Wie sich die Vergütung des Anwalts genau zusammensetzt, können Sie z.B. der bei uns ausliegenden Broschüre zur Anwaltsvergütung der Bundesrechtsanwaltskammer entnehmen, oder sich von uns unverbindlich und persönlich erläutern lassen. Gegebenenfalls können wir auch für den Einzelfall das Prozesskostenrisiko mit Hilfe unseres Kanzleiprogramms genauestens ausrechnen und in Zahlen ausdrücken.

Prozesskostenhilfe

Manchmal ist einem Rechtsuchenden nach seinen persönlichen und wirtschaftlichen Verhältnissen nicht möglich, die Kosten eines Prozesses zu tragen.

In solchen Fällen kann das Gericht bei hinreichenden Erfolgsaussichten auf Antrag Prozesskostenhilfe gewähren. Die Gewährung von Prozesskostenhilfe bedeutet, dass man von der Zahlung der Gerichtskosten, der Zahlung des eigenen Anwalts und der Vorlage der Auslagen für Zeugen und Sachverständigen befreit ist und diese Kosten von der Landeskasse übernommen werden. Soweit es die Einkommensverhältnisse es zulassen, kann das Gericht anordnen, dass diese Kosten in monatlichen Raten an die Landeskasse zurückzuzahlen sind. Hierzu ist es dem Gericht erlaubt, innerhalb eines gewissen Zeitraums die Vermögensverhältnisse des Antragstellers erneut zu überprüfen und gegebenenfalls die Rückzahlung zur verlangen.

Beratungshilfe

Bei geringem Einkommen (z.B.: Hartz IV-Empfänger; Auszubildende etc.) besteht sogar die Möglichkeit, sich auf Kosten der Landeskasse außergerichtlich durch einen Rechtsanwalt beraten zu lassen. Diese Möglichkeit wird nach unserer Erfahrung leider nur selten in Anspruch genommen.

Wir empfehlen wirtschaftlich schwächer gestellten Mandanten, sich beim Amtsgericht ihres Wohnbezirkes (in Gelsenkirchen Buer: Amtsgericht Buer, Goldbergstr. 89) unter Vorlage von Einkommensnachweisen einen Berechtigungsschein für die Beratungshilfe erteilen zu lassen. Das Antragsformular für das Amtsgericht können Sie auch hier downloaden.
Bei anschließender Vorlage des Berechtigungsscheins können wir Ihnen dann die Beratung erteilen, die Sie beanspruchen, ohne dass Sie oder wir sich Gedanken über das Beratungshonorar des Anwalts machen müssen.

Rechtsschutzversicherung

Oft werden wir gefragt, ob der Abschluss einer Rechtsschutzversicherung sinnvoll ist.

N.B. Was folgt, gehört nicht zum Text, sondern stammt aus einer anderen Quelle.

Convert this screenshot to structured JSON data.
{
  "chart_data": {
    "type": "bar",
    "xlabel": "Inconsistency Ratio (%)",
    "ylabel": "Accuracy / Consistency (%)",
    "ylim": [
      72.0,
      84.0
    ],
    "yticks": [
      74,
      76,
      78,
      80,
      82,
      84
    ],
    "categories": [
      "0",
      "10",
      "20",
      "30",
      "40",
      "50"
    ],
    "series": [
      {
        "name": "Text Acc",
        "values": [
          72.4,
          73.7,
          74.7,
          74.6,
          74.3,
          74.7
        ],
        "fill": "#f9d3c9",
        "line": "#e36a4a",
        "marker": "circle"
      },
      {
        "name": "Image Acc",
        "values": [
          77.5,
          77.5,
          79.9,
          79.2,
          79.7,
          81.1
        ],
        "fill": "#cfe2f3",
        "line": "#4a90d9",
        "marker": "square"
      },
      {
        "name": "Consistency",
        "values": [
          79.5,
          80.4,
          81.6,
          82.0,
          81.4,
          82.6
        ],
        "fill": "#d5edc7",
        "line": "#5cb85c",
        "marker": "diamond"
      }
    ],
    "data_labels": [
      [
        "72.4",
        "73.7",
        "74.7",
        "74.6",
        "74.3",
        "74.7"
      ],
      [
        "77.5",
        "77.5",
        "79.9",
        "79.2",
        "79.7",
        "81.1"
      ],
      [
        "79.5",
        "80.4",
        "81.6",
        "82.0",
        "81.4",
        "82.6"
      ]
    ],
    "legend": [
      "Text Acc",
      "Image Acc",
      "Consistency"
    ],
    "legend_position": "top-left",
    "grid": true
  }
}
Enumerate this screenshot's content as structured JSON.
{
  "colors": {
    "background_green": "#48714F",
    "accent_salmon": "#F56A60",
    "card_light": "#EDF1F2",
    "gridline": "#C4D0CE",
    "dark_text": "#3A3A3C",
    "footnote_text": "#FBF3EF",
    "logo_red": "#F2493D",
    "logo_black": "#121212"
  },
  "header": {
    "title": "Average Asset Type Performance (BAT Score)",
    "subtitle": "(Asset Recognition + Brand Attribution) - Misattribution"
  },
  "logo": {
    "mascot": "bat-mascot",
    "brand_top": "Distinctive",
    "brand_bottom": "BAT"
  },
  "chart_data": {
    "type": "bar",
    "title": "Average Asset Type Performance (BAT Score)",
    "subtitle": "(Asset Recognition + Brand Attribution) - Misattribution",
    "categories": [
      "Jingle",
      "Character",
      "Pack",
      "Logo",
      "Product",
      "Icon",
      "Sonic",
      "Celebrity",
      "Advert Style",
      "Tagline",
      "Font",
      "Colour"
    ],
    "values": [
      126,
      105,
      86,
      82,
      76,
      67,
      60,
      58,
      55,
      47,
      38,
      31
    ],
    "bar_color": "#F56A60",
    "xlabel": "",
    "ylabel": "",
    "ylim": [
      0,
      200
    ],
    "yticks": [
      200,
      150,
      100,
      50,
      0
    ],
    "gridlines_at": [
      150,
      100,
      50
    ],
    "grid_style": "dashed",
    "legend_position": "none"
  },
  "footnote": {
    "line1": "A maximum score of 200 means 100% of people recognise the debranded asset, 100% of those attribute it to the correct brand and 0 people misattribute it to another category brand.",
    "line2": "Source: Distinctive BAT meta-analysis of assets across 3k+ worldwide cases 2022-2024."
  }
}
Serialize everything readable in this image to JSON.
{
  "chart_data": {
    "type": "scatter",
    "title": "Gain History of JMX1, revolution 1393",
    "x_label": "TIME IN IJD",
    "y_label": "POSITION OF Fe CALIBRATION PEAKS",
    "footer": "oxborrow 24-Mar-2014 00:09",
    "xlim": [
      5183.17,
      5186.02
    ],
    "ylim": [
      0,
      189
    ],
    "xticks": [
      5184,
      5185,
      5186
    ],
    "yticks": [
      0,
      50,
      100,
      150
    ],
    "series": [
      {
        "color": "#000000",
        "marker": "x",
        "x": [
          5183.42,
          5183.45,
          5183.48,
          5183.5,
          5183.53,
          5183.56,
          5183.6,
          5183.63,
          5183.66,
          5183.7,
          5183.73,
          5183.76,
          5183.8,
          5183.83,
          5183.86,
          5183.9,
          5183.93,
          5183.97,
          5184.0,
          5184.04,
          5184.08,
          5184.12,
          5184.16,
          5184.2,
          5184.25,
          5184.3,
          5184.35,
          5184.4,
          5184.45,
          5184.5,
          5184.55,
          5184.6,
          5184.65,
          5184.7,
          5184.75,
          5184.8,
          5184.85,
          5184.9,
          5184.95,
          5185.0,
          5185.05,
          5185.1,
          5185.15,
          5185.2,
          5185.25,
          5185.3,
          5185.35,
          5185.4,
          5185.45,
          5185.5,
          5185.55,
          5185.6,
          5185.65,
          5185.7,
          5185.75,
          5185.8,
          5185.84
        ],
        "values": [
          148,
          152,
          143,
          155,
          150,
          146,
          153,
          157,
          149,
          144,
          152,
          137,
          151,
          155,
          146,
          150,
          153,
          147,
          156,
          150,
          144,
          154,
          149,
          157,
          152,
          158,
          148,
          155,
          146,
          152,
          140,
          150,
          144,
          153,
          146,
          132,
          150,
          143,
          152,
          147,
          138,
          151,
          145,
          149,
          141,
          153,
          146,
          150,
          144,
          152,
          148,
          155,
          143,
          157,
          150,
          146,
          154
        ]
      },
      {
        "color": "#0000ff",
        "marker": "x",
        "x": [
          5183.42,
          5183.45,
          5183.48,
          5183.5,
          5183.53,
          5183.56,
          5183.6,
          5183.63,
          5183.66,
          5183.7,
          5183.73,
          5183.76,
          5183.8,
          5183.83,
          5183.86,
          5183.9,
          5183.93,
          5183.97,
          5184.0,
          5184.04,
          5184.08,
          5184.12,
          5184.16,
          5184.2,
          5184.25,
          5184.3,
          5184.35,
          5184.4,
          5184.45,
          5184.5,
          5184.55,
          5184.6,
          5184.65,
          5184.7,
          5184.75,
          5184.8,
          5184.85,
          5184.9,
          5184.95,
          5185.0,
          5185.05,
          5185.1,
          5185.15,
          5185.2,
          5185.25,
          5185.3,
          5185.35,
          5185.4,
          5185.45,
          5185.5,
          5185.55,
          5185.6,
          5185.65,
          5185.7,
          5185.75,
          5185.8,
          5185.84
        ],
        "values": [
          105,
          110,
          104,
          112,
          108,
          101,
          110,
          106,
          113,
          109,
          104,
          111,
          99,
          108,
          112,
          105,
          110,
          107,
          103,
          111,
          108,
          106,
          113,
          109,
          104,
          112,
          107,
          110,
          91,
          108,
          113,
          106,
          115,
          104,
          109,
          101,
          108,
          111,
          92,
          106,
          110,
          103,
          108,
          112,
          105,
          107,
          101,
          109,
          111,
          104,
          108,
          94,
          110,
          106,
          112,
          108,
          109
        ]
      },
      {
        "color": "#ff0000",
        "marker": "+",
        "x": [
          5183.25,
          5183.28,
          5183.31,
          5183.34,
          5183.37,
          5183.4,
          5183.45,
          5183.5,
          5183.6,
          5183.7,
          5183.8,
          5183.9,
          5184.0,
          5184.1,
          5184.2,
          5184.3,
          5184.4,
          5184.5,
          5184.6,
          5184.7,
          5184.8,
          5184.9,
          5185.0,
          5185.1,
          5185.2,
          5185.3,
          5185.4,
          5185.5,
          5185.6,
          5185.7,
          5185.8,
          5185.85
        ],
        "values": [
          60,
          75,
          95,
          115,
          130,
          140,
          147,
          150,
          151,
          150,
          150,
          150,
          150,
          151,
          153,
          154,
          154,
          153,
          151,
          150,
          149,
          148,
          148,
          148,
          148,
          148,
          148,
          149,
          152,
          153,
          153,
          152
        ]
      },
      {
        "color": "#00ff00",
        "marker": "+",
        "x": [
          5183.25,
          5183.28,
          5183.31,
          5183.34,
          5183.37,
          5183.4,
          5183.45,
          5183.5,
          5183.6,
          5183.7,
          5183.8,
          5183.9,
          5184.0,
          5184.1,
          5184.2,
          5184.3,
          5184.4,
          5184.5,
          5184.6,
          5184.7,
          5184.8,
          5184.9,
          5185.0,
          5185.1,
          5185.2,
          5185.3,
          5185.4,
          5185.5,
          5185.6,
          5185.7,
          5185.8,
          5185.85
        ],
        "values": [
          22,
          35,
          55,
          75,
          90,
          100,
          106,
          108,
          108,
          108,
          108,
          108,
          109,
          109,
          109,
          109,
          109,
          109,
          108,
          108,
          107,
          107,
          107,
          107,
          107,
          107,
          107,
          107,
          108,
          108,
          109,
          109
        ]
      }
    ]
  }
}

Auch diese Frage können wir nur mit einem grundsätzlichen JA beantworten.

Stellen Sie sich vor, sie müssten sich vor einer notwendigen Operation Gedanken über die Kosten des Eingriffs und Ihre Heilbehandlung machen.

Rechtsschutzversicherungen erfüllen eine wichtige rechts- und sozialstaatliche Aufgabe. Die Entlastung von Verfahrenskosten hilft den Versicherten, ihr Recht durchzusetzen – während der Nichtversicherte unter dem Druck der drohenden Kosten oft vorzeitig resigniert und damit auf berechtigte Ansprüche verzichtet. Oftmals führt dies zu noch größeren wirtschaftlichen Nachteilen.

Wir empfehlen jedoch vor Abschluss einer RSV, die Leistungen der verschiedenen Versicherungsunternehmen zu vergleichen und im Einzelfall zu prüfen, für welchen Lebensbereich der Abschluss einer Rechtsschutzversicherung angebracht ist. In der Regel können auch Selbstbeteiligungsanteile vereinbart werden, so dass sich die Versicherungsprämien in der Regel sehr gering halten.

Sie sollten also an Ihrem Rechtsschutz genauso wenig sparen, wie an der Absicherung Ihrer Gesundheit.